Wer in diesen Tagen die Zeitung liest, könnte fast den Eindruck gewinnen, dass böse Rocker geradezu versuchen das Land zu übernehmen. Die #Hells Angels breiten sich im Norden aus und auch die Osmanen Germania expandieren im ganzen Land. Dies ist natürlich ein gefundenes Fressen, um die Bevölkerung weiter zu verunsichern und von anderen Problemen im Land abzulenken.

Hells Angels auf dem Vormarsch

In Bremen wird am 25. Februar eine Bürgerschaftsanfrage zu dem Status der Hells Angels behandelt. Diese liegt in der Expansion des Klubs in anderen Städten, sowie Facebook-Fotos von Mitgliedern des Bremer Chapters begründet. Grund genug für die Bild in der letzten Woche zu schreiben, dass der seit 2013 in der Hansestadt verbotene Motorradklub wieder zurückkehren würde. Dabei wird ein Politiker von der Zeitung mit den Worten zitiert, dass die Bremer Polizei an ihre Grenzen stoßen würde, wenn sie sich nun auch noch mit der Rockerkriminalität auseinandersetzen müsse. Solche Aussagen verunsichern natürlich große Teile der Bevölkerung und verstärken die ohnehin schon negativen Vorurteile gegenüber der Hells Angels und anderer Motorradklubs. Dabei wird dieses Image jedoch häufig durch Panikmache und Falschmeldungen beeinflusst. Sowohl das Bremer Innenressort als auch die Bremer Polizei haben den Bericht auf Anfrage der NOZ dementiert. 

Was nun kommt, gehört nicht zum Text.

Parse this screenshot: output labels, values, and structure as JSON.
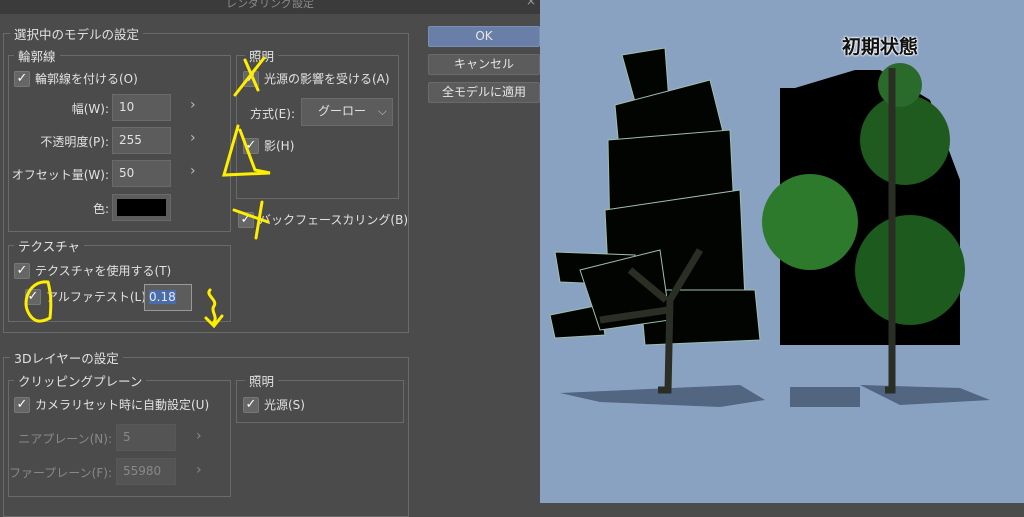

Anders stellt sich die Situation in Lübeck dar. Das LKA bestätigte gegenüber der SHZ, dass der Klub hier seit Anfang Januar wieder aktiv sei und sich die Mitglieder in Lübeck in ihren Kutten präsentierten. Allerdings seien bisher keine Straftaten bekannt . Nichtsdestotrotz sagte Schleswig-Holsteins Innenminister in den Lübecker Nachrichten, dass die Rocker eine erhebliche Bedrohung für die Gesellschaft darstellen würden und die Polizei daher auch zukünftig an ihrer Null-Toleranz-Politik festhalten werde.

Osmanen Germania sind keine Rocker

Die Berichterstattung hinsichtlich der Osmanen Germania ruft dabei sogar noch mehr Kopfschütteln hervor. Obwohl der Klub schon länger besteht, vergeht seit Anfang des Jahres fast kein Tag, an dem nicht mindestens eine Zeitung über die Expansion des Box-Clubs berichtet, diese als Rocker bezeichnet und von einem bevorstehenden Krieg mit den Hells Angels spricht. So schrieb die Welt gestern „Wir kommen und übernehmen das ganze Land“ und der Focus legt heute mit der Überschrift „Bis zum letzten Tropfen Blut. So gefährlich sind die Osmanen“ nach. Die Liste solcher panikmachenden Headlines und größtenteils auf Vermutung basierenden Artikel ließe sich noch endlos fortführen. Verschwiegen wird dabei jedoch fast systematisch, dass es sich nicht um Rocker handelt. Zudem hat selbst der Chef des LKA in NRW gegenüber Vice geäußert, dass die Gruppe bisher kaum in Erscheinung getreten ist und es momentan keine Anhaltspunkte gäbe, dass diese im sogenannten Rockermilieu tätig werden wollen. In Zeiten der Flüchtlingskrise, eignet sich jedoch anscheinend ein von Migranten geführter Klub der das Land übernehmen möchte hervorragend, um die verängstigt Bevölkerung weiter zu verunsichern.

Politik will stärker gegen Hells Angels und Co. vorgehen

Die Berichterstattung hinsichtlich der Hells Angels und Osmanen Germania scheint ihre Wirkung nicht zu verfehlen. Während NRW-Innenminister Ralf Jäger weiterhin von einer Null-Toleranz-Politik hinsichtlich der Rocker spricht, wird ihm von der Opposition unterstellt, die Lage nicht im Griff zu haben. FDP-Innenexperte Marc Lürbke und CDU-Innenpolitiker Gregor Golland sprachen im Kölner Stadtanzeiger von einer besorgniserregenden Entwicklung und rechtsfreien Räumen im Land. Dementsprechend fordern sie eine massive personelle Aufstockung der Polizei, damit zukünftig mehr observiert und sanktioniert werden könne. Inwieweit die sogenannten Rocker jedoch tatsächlich ein akutes Gefahrenpotential für die Allgemeinheit darstellen ist zumindest fragwürdig. Auf dem Weg zum Polizeistaat und gläsernen Bürger scheint dies jedoch nur eine untergeordnete Rolle zu spielen.